Emile Ouamouno was just two years old and living in the remote Guinean village of Meliandou when he began suffering from a fever, headache and bloody diarrhoea.

In December 2013, despite his family's best efforts, the young boy died - followed within days by his three-year-old sister Philomene and their pregnant mother Sia.

This was the start of an Ebola outbreak and it was so devastating that it would kill more than 5,000 people in a year, leave hundreds of children orphaned and affect thousands more.

The village of Meliandou sits deep within the Guinean forest region, surrounded by towering reeds and oil palm plantations- these are believed to have attracted the fruit bats carrying the virus passed onto Emile.

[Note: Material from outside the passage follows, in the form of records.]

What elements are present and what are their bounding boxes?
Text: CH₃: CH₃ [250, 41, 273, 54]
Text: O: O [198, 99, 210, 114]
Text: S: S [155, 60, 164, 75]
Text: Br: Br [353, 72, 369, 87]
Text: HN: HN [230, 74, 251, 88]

In a pattern that has come to characterise the spread of this deadly virus as it tears into close-knit communities, Ebola infected village health workers before spreading to nearby districts.

photo of patient zero, two year-old Emile Ouamouno

But the first few deaths failed to set off any alarm bells. Meliandou, located in Guinea's Gueckedou province, is isolated. It is two hours to the nearest city on a difficult road and people are accustomed to endemic diseases with early symptoms mimicking those of Ebola.

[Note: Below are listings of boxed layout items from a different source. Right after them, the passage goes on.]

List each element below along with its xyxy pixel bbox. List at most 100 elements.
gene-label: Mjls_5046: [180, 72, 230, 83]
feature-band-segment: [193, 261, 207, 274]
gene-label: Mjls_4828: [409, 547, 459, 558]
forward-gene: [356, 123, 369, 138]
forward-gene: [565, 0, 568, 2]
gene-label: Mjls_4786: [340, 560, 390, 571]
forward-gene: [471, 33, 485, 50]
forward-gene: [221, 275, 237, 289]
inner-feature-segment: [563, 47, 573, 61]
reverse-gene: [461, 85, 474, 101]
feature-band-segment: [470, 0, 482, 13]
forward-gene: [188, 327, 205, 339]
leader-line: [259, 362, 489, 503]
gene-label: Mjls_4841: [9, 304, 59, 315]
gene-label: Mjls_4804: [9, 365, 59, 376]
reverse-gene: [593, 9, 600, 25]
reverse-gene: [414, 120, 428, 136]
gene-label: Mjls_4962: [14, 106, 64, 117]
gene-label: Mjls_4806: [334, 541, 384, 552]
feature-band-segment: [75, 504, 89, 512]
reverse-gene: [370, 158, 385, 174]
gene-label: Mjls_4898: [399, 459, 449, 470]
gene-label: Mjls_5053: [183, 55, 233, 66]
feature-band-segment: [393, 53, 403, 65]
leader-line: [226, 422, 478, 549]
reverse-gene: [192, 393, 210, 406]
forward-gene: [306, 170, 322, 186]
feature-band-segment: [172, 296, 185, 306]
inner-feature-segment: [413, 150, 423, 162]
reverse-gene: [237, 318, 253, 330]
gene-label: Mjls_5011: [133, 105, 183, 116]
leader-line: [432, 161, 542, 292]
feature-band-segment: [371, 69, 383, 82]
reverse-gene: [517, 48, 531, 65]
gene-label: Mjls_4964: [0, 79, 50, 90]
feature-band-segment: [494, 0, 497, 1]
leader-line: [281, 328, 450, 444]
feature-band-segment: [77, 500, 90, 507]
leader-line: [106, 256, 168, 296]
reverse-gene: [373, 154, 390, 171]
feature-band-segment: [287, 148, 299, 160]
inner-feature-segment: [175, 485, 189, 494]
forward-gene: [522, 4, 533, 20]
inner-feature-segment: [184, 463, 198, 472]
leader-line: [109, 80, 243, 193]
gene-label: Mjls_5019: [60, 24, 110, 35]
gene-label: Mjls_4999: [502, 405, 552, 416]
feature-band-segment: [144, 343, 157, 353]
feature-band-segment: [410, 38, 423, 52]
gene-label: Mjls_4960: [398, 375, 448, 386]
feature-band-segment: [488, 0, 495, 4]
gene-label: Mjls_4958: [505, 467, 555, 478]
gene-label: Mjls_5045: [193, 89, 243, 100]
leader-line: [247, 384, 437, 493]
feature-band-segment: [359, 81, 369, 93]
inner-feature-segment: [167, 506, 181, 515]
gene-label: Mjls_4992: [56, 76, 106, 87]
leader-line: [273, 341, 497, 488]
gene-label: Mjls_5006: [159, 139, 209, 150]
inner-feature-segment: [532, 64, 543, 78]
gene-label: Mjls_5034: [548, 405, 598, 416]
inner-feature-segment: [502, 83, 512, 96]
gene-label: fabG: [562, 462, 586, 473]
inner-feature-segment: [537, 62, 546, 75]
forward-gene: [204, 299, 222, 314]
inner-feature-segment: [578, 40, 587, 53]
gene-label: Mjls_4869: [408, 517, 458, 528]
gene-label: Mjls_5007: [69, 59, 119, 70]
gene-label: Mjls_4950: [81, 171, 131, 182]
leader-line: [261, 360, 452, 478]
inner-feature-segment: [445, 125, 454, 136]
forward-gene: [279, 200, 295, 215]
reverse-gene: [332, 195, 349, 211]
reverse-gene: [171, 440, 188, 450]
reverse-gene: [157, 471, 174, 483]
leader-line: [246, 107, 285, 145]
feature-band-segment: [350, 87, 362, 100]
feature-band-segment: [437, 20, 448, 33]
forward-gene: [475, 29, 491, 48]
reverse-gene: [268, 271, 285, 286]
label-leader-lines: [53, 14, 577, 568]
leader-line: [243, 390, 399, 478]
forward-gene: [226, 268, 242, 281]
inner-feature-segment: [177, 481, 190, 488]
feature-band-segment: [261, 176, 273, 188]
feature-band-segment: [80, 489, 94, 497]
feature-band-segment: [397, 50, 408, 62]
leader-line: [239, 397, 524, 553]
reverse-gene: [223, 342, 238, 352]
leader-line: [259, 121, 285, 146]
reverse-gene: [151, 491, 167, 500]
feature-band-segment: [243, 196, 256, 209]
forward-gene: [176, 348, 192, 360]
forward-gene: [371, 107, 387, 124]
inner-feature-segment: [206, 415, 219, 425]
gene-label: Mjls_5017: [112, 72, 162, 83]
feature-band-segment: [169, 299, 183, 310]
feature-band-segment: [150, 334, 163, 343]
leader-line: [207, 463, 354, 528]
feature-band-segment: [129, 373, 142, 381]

And to add to that a porous land border, with many people regularly crossing into Liberia and Sierra Leone in search of markets to sell their products, and the deadly virus was able to smoulder undetected across unsuspecting communities for three months.

Early on, hospitals quickly became Ebola incubators as health workers and doctors who believed they were dealing with cholera or Lassa fever, a much less deadly haemorrhagic virus prevalent in the region, fell ill after treating patients.

Of the first 15 deaths documented in the New England Medical Journal's analysis tracing the current Ebola outbreak, four were health staff.